Arlington lifts a 2006 moratorium on annexations

ARLINGTON — The city wants to be back in the game.

In 2006, Arlington officials put a moratorium on requests for annexation into the city limits.

The move was seen as a way to encourage development away from farmland in the city’s urban growth area. Additionally, the sewer treatment plant was dangerously close to reaching its capacity. No more sewer hookups could be handled.

Now, with the plant’s expansion and redesign under construction, and with the continuing downturn in the housing market and the crippling loss of sales tax revenue, the City Council recently repealed the annexation restrictions.

“This opens up some potential for an economic boost,” said Bill Blake, the city’s assistant community development director. “We can look for development activity sooner.”

The city plans to send out letters to property owners who applied for annexation in the last three years.

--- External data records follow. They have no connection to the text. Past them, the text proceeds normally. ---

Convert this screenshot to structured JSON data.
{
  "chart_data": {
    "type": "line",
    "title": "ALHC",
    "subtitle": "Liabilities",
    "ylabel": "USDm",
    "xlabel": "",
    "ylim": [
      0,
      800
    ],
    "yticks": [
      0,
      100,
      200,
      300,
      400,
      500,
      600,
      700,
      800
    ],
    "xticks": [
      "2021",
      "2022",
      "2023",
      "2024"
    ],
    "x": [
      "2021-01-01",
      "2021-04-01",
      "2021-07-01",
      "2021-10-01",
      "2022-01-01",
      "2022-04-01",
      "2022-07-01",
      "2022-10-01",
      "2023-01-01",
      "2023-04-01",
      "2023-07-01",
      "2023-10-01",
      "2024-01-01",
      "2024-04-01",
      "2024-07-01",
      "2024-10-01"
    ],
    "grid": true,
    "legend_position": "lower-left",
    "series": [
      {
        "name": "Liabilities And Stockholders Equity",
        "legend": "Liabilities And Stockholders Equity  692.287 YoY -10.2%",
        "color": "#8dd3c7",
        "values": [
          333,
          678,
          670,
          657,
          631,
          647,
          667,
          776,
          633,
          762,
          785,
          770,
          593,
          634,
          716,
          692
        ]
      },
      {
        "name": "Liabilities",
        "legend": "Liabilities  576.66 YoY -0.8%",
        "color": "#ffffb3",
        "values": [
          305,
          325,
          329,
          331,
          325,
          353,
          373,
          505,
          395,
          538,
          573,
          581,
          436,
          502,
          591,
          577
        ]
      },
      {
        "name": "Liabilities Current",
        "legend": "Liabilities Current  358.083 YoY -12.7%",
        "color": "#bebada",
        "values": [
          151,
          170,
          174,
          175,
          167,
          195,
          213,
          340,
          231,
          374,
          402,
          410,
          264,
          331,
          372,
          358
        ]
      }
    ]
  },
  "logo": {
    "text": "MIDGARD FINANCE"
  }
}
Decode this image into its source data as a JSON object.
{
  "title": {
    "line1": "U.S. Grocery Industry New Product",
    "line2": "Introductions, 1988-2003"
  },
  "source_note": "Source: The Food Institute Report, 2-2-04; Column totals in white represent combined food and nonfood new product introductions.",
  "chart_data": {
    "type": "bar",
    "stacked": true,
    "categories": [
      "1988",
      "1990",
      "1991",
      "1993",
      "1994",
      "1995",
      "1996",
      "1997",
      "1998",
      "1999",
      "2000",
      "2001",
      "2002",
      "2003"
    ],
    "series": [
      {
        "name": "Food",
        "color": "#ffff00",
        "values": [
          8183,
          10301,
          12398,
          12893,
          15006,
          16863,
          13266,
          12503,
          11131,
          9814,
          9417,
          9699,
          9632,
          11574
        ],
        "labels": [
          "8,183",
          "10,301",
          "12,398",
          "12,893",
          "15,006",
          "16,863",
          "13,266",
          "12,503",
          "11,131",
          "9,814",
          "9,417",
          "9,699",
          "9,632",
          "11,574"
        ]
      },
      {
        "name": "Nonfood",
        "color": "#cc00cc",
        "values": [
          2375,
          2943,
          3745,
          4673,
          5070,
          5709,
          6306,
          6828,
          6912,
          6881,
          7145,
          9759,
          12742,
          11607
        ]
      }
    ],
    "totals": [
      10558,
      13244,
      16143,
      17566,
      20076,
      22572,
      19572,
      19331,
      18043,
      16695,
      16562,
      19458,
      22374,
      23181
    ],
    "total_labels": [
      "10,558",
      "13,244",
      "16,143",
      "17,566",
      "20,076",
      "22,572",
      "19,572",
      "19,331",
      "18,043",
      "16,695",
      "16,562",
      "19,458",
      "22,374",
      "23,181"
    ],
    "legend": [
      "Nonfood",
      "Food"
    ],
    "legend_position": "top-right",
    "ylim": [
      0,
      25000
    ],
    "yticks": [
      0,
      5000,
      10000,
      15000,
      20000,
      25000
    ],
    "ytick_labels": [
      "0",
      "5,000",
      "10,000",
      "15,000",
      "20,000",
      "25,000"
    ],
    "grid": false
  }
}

More than 160 acres could soon be annexed into the city, community development director Dave Kuhl said.

David Cayton of Core Design in Bellevue used to represent a partnership that wanted the city to annex about 133 of those acres at the intersection of Highway 9 and Highway 531.

“The fact that the city changed its mind doesn’t surprise me,” Cayton said. “It’s a different economy now, and many cities such as Marysville are doing big annexations.”

Marysville is about to add a large residential area of about 19,000 people to its city limits, bringing in a bigger portion of the sales tax revenue pie.

“Because of the state’s tax structure, that’s what we have to rely on,” Arlington city spokeswoman Kristin Banfield said. “We fight tooth and nail with other jurisdictions for good-quality economic development.”

However, tax revenue isn’t the only issue with new annexation policy in Arlington, Blake said.

The city hopes to annex Hank Graafstra’s former dairy property on the northeast corner of town, and the previous policy would have prohibited the move.

The plan is to turn the former pasture land into a new city park.

“There’ll be nothing there that can’t handle getting wet when the river floods,” Blake said.

The Graafstra property also will help the city continue to establish biking and hiking trails in the area. “So someday people won’t have to get in their cars to shop, go to school and get to work,” Blake said.

Graafstra said he is hopeful that the new policy will help the city in its quest to build the new park.

“I think it would be good not just for Arlington, but for the whole county,” he said. “It’s a nice 2.3 acres of riverfront, and the city’s going to need it for its future growth.”